Protective role of lycopene against UV-C-induced meristematic cell damages

Groups	Damages*
	ECD	N	GCN	CCD	ITT
G1	−	−	−	−	−
G2	−	−	−	−	−
G3	−	−	−	−	−
G4	+++	++	++	+++	++
G5	++	+	+	++	+
G6	+	+	−	+	−

G1, control; G2, 215 mg/L lycopene; G3, 430 mg/L lycopene; G4, 254-nm UV radiation; G5, 215 mg/L lycopene + 254-nm UV radiation; G6, 430 mg/L lycopene + 254-nm UV radiation. *ECD epidermis cell damage, N necrosis, GCN giant cell nucleus, CCD cortex cell damage, ITT indistinct transmission tissue. (−) no damage, (+) slight damage, (++) moderate damage, (+++) severe damage

Fig. 2

Meristematic cell damages induced by UV-C administration (a normal appearance of epidermis cells, b normal appearance of cell nucleus (oval), c normal appearance of cortex cells, d normal appearance of transmission tissue, e epidermis cell damage, f necrotic areas (black arrow), giant cell nucleus (white arrow), g cortex cell damage, h indistinct appearance of transmission tissue)

Conclusion

The present study was conducted in today’s pandemic conditions where the use of UV-C radiation in sterilization is increasing. Based on the results of this study, we concluded that the deleterious effects of 254-nm UV-C radiation on A. cepa, a well-established model organism, were demonstrated by a detailed research.
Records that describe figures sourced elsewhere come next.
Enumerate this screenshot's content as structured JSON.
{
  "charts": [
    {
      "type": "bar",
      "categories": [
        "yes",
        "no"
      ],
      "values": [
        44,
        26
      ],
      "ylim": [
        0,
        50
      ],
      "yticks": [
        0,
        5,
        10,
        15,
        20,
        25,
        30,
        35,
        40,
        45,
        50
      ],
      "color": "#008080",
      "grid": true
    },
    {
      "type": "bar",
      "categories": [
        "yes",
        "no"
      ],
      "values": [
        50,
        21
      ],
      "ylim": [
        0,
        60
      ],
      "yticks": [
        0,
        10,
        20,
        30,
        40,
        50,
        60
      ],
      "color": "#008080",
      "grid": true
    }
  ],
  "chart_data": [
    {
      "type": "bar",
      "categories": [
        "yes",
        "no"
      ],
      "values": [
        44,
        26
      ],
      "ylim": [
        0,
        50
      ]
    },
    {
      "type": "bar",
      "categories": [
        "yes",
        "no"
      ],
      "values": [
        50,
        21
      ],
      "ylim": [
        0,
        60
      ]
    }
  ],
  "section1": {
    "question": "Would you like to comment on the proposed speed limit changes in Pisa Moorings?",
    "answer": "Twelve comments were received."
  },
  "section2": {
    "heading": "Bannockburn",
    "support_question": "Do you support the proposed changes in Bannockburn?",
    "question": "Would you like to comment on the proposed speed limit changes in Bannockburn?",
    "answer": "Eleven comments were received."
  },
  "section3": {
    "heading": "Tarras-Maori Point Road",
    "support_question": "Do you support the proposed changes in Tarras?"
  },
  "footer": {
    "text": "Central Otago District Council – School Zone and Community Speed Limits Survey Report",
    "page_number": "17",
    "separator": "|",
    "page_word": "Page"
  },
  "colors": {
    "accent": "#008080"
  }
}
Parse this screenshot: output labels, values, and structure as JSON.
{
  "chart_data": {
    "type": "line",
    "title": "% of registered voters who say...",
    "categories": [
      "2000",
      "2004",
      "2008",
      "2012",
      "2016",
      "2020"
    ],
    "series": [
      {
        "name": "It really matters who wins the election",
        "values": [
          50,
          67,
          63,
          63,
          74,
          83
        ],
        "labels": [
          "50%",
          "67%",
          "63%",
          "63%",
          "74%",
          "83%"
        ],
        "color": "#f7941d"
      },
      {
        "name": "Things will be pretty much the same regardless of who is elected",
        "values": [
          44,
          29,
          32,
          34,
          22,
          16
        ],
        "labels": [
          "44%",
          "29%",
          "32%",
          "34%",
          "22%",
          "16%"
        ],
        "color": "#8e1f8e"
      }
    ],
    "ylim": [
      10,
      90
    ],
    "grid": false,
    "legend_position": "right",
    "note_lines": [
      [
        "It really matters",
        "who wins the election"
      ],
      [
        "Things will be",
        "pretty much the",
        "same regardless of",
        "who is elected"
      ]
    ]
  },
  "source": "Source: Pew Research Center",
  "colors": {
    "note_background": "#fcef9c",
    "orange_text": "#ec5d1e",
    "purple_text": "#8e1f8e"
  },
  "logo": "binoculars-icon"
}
UV-C has been proven to be a risk factor for growth, oxidative balance, genetic stability, and meristematic cell integrity in A. cepa. The data clearly showed that UV-C was effective not only on microorganisms but also on other non-target organisms, suggesting that UV-C-based sterilization practices may also be dangerous for human health. The fact that lycopene application did not cause adverse effects was one of the important outcomes of the study. Lycopene as a cheap, reliable, and plant-based compound with no side effects had an extenuating capacity on against 254-nm UV-C radiation. According to the data of this research, lycopene supplements and lycopene-rich diet promise an extraordinary protection against health problems induced by UV-C exposure. In order to reinforce our findings, similar studies should be designed with other test systems. Biological reactions occur depending on the wavelength of UV light. For this reason, it should not be overlooked that it is extremely important to conduct similar studies with different UV types.